Prayer: Lord, It is I.  I have run away when I should have stayed.  I have been ashamed of you when I should have been bold.  I have walked too much by sight and not enough by faith.  By your great mercy and grace forgive me.  Help me up as you helped up Peter and the disciples- that I might serve you in the power of your resurrection.  

Wednesday, March 23, 2016

Redemptive Suffering

 18For you know that it was not with perishable things such as silver or gold that you were redeemed from the empty way of life handed down to you from your ancestors, 19but with the precious blood of Christ, a lamb without blemish or defect.  (1 Peter 1:18,19)

Thoughts: Suffering can and often is redemptive.  Here are a few small examples: The mother who stays up late nursing a sick child through their illness;   The doctor who goes to the hospital in the middle of the night to deliver a baby;   The kidney donor who gives a kidney so their cousin can live;   The teacher who loses sleep night after night grading papers so her students will know what they did wrong and improve;   The soldier who puts himself at risk to protect his people- or takes the grenade so the squad will not all die;   The person who gives up something for themselves so they might give financially  to others in greater need.  Such small examples of denying self and taking up a cross point to the greatest example of redemptive suffering.  
        The passage above talks about our lives being empty.  This emptiness is not resolved by silver and gold.  The real emptiness is resolved when Christ came to set us free from our sin by giving Himself as a payment for sin.  As 2 Corinthians (5:21) puts it- "God made him who had no sin to be sin for us that we might become the righteousness of God."  Or as Christ Himself put it, "The Son of Man came not to be served but to serve and to give His life as a ransom for many" (Mk. 10:45).  Christ's death was a redemptive ransom.  It was a payment for our emptiness, giving full meaning for our lives.  God came to set us free and died to set us free that we might live.  If God did that for us- we ought to perceive our eternal value.  We have a reason to live- and the emptiness of meaninglessness and lovelessness is gone.  We are not redeemed by a million dollar ransom but by the God who made the Universe- who made all we see.  His value is far greater than anything that any king, any government can give.  We are redeemed from an empty, meaningless, worthless way of living.  We are given an eternally meaningful, purposeful way of living. We are bought with a price.  His suffering for us is not to be taken for granted.  But truth is, we take the mother who stays up late, the doctor who goes in the middle of the night to help, the kidney donor, the teacher, the generous person for granted. How much more do we take the Greatest Redeemer for granted!

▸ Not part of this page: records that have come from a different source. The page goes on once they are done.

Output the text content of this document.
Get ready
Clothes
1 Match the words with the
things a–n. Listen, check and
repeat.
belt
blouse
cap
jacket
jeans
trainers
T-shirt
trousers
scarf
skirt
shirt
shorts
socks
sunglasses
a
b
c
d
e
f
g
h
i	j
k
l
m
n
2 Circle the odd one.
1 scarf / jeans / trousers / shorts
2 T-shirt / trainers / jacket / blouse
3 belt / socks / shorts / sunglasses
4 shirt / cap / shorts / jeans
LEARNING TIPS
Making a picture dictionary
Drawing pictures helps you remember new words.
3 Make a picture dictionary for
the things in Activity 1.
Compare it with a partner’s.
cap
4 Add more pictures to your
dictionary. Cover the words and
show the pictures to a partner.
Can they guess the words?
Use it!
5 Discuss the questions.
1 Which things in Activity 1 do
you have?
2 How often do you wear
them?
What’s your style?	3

Prayer: What thou my Lord hast suffered was all for sinners' gain: mine, mine was the transgression, but thine the deadly pain.  Lo, here I fall, my Savior!  Tis I deserve thy place; look on me with thy favor, and grant to me thy grace.
[From "O Sacred Head Now Wounded" Ascribed to Bernard of Clairvaux]

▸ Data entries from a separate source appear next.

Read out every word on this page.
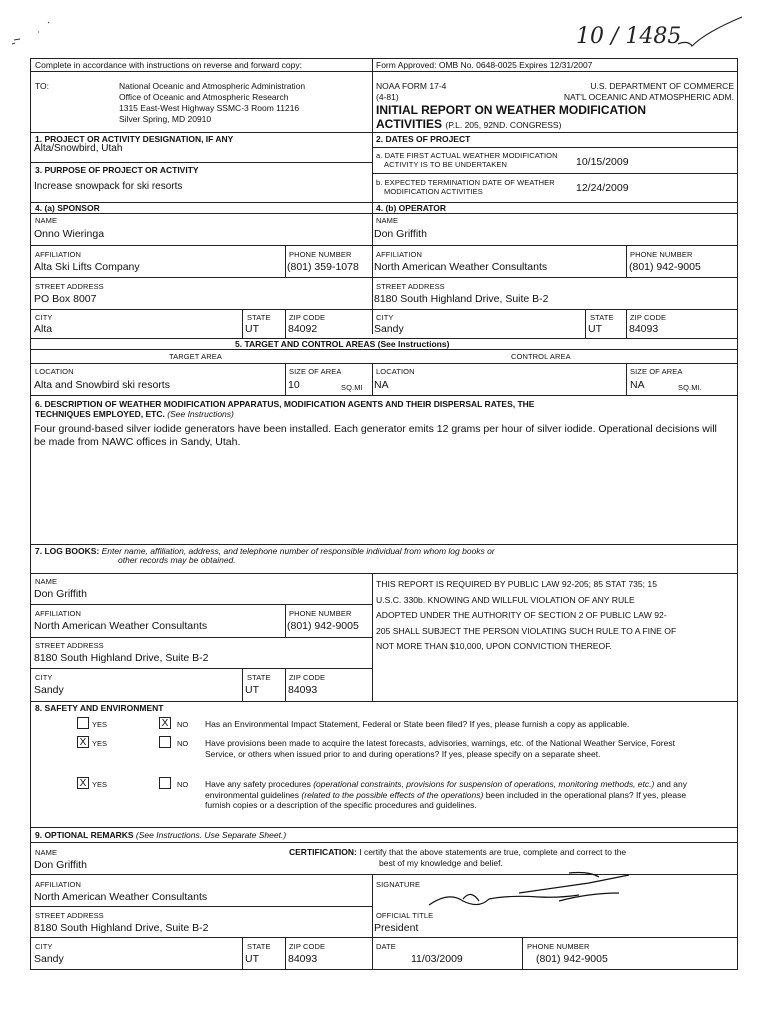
10 / 1485
Complete in accordance with instructions on reverse and forward copy:
TO:	National Oceanic and Atmospheric Administration
Office of Oceanic and Atmospheric Research
1315 East-West Highway SSMC-3 Room 11216
Silver Spring, MD 20910
Form Approved: OMB No. 0648-0025 Expires 12/31/2007
NOAA FORM 17-4
(4-81)
U.S. DEPARTMENT OF COMMERCE
NAT'L OCEANIC AND ATMOSPHERIC ADM.
INITIAL REPORT ON WEATHER MODIFICATION
ACTIVITIES (P.L. 205, 92ND. CONGRESS)
1. PROJECT OR ACTIVITY DESIGNATION, IF ANY
Alta/Snowbird, Utah
2. DATES OF PROJECT
a. DATE FIRST ACTUAL WEATHER MODIFICATION
ACTIVITY IS TO BE UNDERTAKEN	10/15/2009
3. PURPOSE OF PROJECT OR ACTIVITY
b. EXPECTED TERMINATION DATE OF WEATHER
MODIFICATION ACTIVITIES	12/24/2009
Increase snowpack for ski resorts
4. (a) SPONSOR	4. (b) OPERATOR
NAME
Onno Wieringa
NAME
Don Griffith
AFFILIATION
Alta Ski Lifts Company
PHONE NUMBER
(801) 359-1078
AFFILIATION
North American Weather Consultants
PHONE NUMBER
(801) 942-9005
STREET ADDRESS
PO Box 8007
STREET ADDRESS
8180 South Highland Drive, Suite B-2
CITY
Alta
STATE
UT
ZIP CODE
84092
CITY
Sandy
STATE
UT
ZIP CODE
84093
5. TARGET AND CONTROL AREAS (See Instructions)
TARGET AREA	CONTROL AREA
LOCATION
Alta and Snowbird ski resorts
SIZE OF AREA
10	SQ.MI
LOCATION
NA
SIZE OF AREA
NA	SQ.MI.
6. DESCRIPTION OF WEATHER MODIFICATION APPARATUS, MODIFICATION AGENTS AND THEIR DISPERSAL RATES, THE
TECHNIQUES EMPLOYED, ETC. (See Instructions)
Four ground-based silver iodide generators have been installed. Each generator emits 12 grams per hour of silver iodide. Operational decisions will be made from NAWC offices in Sandy, Utah.
7. LOG BOOKS: Enter name, affiliation, address, and telephone number of responsible individual from whom log books or
other records may be obtained.
NAME
Don Griffith
AFFILIATION
North American Weather Consultants
PHONE NUMBER
(801) 942-9005
STREET ADDRESS
8180 South Highland Drive, Suite B-2
CITY
Sandy
STATE
UT
ZIP CODE
84093
THIS REPORT IS REQUIRED BY PUBLIC LAW 92-205; 85 STAT 735; 15
U.S.C. 330b. KNOWING AND WILLFUL VIOLATION OF ANY RULE
ADOPTED UNDER THE AUTHORITY OF SECTION 2 OF PUBLIC LAW 92-
205 SHALL SUBJECT THE PERSON VIOLATING SUCH RULE TO A FINE OF
NOT MORE THAN $10,000, UPON CONVICTION THEREOF.
8. SAFETY AND ENVIRONMENT
YES	X	NO Has an Environmental Impact Statement, Federal or State been filed? If yes, please furnish a copy as applicable.
X YES	NO Have provisions been made to acquire the latest forecasts, advisories, warnings, etc. of the National Weather Service, Forest Service, or others when issued prior to and during operations? If yes, please specify on a separate sheet.
X YES	NO Have any safety procedures (operational constraints, provisions for suspension of operations, monitoring methods, etc.) and any environmental guidelines (related to the possible effects of the operations) been included in the operational plans? If yes, please furnish copies or a description of the specific procedures and guidelines.
9. OPTIONAL REMARKS (See Instructions. Use Separate Sheet.)
NAME
Don Griffith
CERTIFICATION: I certify that the above statements are true, complete and correct to the
best of my knowledge and belief.
AFFILIATION
North American Weather Consultants
SIGNATURE
STREET ADDRESS
8180 South Highland Drive, Suite B-2
OFFICIAL TITLE
President
CITY
Sandy
STATE
UT
ZIP CODE
84093
DATE
11/03/2009
PHONE NUMBER
(801) 942-9005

In fiction, The Mockingjay, Katness Evergreen takes her sister's place in the deadly Hunger Games so that she would live.  Taking the place of another to set them free even if it means your own suffering is the type of Redemptive Suffering of Christ.  

Tuesday, March 22, 2016

Not Fearing Those Who Can Destroy the Body

On the evening of that first day of the week, when the disciples were together, with the doors locked for fear of the Jewish leaders, Jesus came and stood among them and said, "Peace be with you!" (John 20:19)

And fear not them which kill the body, but are not able to kill the soul: but rather fear him which is able to destroy both soul and body in hell. (Matthew 10:28)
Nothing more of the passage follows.